-Mariella Cortés*-
Sembra già così lontana quella domenica di donne con i fiori sottobraccio, di sorrisi, auguri e gesti di galanteria. Perché, che dir si voglia, l’8 marzo è ancora una celebrazione a scadenza. 24 ore di ricordo dei gesti di emancipazione, delle conquiste, dei traguardi e trascorsi delle donne italiane e internazionali, di auguri e fiori che già, all’indomani, sfumano in mobbing, stalking, senso di inferiorità e sensazione che quel famoso tetto di cristallo che separa i diritti delle donne da quegli degli uomini, sia in realtà infrangibile.
E qui, purtroppo, parlano i numeri. Statistiche che solo apparentemente raccontano di un mondo lontano dal nostro quotidiano.
Pensiamo alle continue news su stupri di gruppo in India, alle donne arabe e iraniane, che, ancora, non possono guidare né andare allo stadio, alla giovane turca uccisa a calci e data alle fiamme dopo un tentativo di stupro, a quante sono costrette a percepire il mondo dalla rete del burka e quante, per vendetta e follia, vengono deturpate con l’acido. Ma riflettiamo anche su tutte le violenze di casa nostra, sulle tante Lucia Annibali, Valentina Pitzalis, Annamaria Sales, Dina Dore.

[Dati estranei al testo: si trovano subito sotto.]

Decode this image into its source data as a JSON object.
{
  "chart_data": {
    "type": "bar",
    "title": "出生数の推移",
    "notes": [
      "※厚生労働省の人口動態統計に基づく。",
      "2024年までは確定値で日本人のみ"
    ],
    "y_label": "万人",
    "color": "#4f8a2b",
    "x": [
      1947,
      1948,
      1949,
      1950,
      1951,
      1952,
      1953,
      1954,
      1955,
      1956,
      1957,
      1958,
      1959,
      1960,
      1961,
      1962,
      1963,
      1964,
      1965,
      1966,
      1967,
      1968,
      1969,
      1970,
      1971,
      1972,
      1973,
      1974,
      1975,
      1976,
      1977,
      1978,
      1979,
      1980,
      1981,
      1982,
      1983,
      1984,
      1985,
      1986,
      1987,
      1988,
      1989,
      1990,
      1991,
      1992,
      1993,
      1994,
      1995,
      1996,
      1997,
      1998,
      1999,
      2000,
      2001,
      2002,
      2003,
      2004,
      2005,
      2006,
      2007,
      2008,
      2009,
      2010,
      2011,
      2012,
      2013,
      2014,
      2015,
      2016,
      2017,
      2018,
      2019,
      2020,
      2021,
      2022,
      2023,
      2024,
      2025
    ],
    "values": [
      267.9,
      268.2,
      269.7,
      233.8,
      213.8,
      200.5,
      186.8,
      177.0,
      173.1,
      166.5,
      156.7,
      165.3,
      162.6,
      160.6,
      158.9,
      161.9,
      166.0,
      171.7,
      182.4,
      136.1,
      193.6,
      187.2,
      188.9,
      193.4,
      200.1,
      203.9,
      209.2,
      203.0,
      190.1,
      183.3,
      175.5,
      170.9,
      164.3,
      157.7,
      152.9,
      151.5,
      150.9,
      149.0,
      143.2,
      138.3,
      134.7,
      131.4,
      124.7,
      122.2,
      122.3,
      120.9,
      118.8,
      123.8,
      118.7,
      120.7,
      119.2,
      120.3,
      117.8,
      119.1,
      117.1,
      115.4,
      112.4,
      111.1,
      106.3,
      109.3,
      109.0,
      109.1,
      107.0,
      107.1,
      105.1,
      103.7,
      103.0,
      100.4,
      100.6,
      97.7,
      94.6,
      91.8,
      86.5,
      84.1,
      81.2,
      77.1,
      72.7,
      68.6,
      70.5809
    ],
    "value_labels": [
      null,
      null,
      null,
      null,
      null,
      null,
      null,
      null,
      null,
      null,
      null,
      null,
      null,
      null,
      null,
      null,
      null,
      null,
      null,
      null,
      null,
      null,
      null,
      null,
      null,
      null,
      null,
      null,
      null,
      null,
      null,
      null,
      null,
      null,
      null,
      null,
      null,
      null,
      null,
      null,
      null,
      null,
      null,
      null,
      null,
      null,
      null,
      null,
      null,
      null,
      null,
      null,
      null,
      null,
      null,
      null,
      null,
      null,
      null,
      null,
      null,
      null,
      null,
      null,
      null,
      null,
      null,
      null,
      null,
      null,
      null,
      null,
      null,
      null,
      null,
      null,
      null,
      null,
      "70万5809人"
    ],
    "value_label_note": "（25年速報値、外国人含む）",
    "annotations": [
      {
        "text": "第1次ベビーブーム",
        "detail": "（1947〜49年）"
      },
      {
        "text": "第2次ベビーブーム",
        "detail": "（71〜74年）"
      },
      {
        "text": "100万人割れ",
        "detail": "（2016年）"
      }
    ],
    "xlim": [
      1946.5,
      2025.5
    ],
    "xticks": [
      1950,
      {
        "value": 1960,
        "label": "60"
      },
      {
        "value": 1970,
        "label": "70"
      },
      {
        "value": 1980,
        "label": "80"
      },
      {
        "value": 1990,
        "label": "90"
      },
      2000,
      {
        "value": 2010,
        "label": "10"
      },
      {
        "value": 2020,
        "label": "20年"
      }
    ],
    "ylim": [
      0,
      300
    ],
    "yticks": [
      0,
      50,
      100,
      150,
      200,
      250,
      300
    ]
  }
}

Sembrano tutte così lontano le storie di quel mondo ampiamente descritto anche da Oriana Fallaci ne “Il sesso inutile”, mentre le ascoltiamo distrattamente al telegiornale o leggiamo le brevi sui giornali mentre andiamo al lavoro o rientriamo a casa. E le avrete sentite, sicuramente, anche nei resoconti di domenica 8 marzo, mentre il profumo delle mimose riempiva le vostre case. Avrete sentito che nell’Unione Europea le donne guadagnano in media il 16,4 per cento in meno degli uomini, che i casi di femminicidio nel solo 2014 sono stati 137, in pratica quasi una vittima ogni 3 giorni. Se da una parte si riscontra una riduzione rispetto all’anno precedente, sono fortunatamente aumentate le denunce soprattutto nei casi di violenza domestica e sul posto di lavoro.
Perché, a costo di essere ripetitivi, la violenza non è solo quella fisica, visibile: spesso, i lividi e le percosse sono interne e vanno ad incidere la psicologia delle persone che, apparentemente sembrano non avere nessun problema. Vita personale negata, senso di appartenere completamente, in una situazione di sottomissione totale (e, no, non nel senso di “50 sfumature di Grigio”) al proprio partner, percezione di inadeguatezza e situazione di stress continuo. E in questo mondo sommerso, di violenze psicologiche, sono pochi i casi di denuncia. Stesso discorso accade per il mobbing e, anche in tal caso, la Sardegna non ne viene esentata. Secondo un articolo pubblicato su “La donna sarda” i casi di mobbing sul lavoro denunciati sono una minoranza: dei 125 casi pervenuti nel 2013, il 39 % riguardava le donne e il 61% gli uomini.
Gli indennizzi sono stati solo 17, trattandosi di accuse difficili da dimostrare e di una materia ancora oggetto di studio. Se da una parte, dunque, queste situazioni, solo apparentemente lontane dall’uscio della nostra casa che andrebbero ricordate ogni giorno dell’anno, sembrano far calare un velo nero sull’universo donna, dall’altra, sembra farsi più consistente il raggio di sole pronto ad illuminarle. Ecco che Google, celebrando la ricorrenza con i noti doodle, ha ritratto donne chimico, astronaute e sportive. Se il primo pensiero va a Samantha Cristoforetti, prima donna italiana nello spazio, sfogliando, ancora, le pagine della Donna Sarda, scopriamo che nell’ultimo anno su 16.917 imprese giovanili registrate in Sardegna, 4.828 sono capitanate da donna. Percentuale, questa che oltre a far salire il “tasso di femminilizzazione”, supera la media italiana: 22,29% a livello regionale mentre a livello nazionale si parla del 21,45%. Numeri che fanno ben sperare anche la Sardegna, quindi, che affonda le proprie radici in una affascinante cultura matriarcale e che si ritrova, negli ultimi anni, ad affrontare la sfida della disoccupazione e della nuova emigrazione.
A queste donne coraggiose, a quelle che non hanno ancora trovato la forza, a chi sta cercando di lottare e a chi, ora si ritrova a ricostruire tutto da capo, non vanno gli auguri in una sola occasione, ma un pensiero costante nella speranza che via sia un 8 marzo 365 giorni l’anno, per celebrare le donne libere senza che vi sia necessità di parlare di diversità di genere come divisione.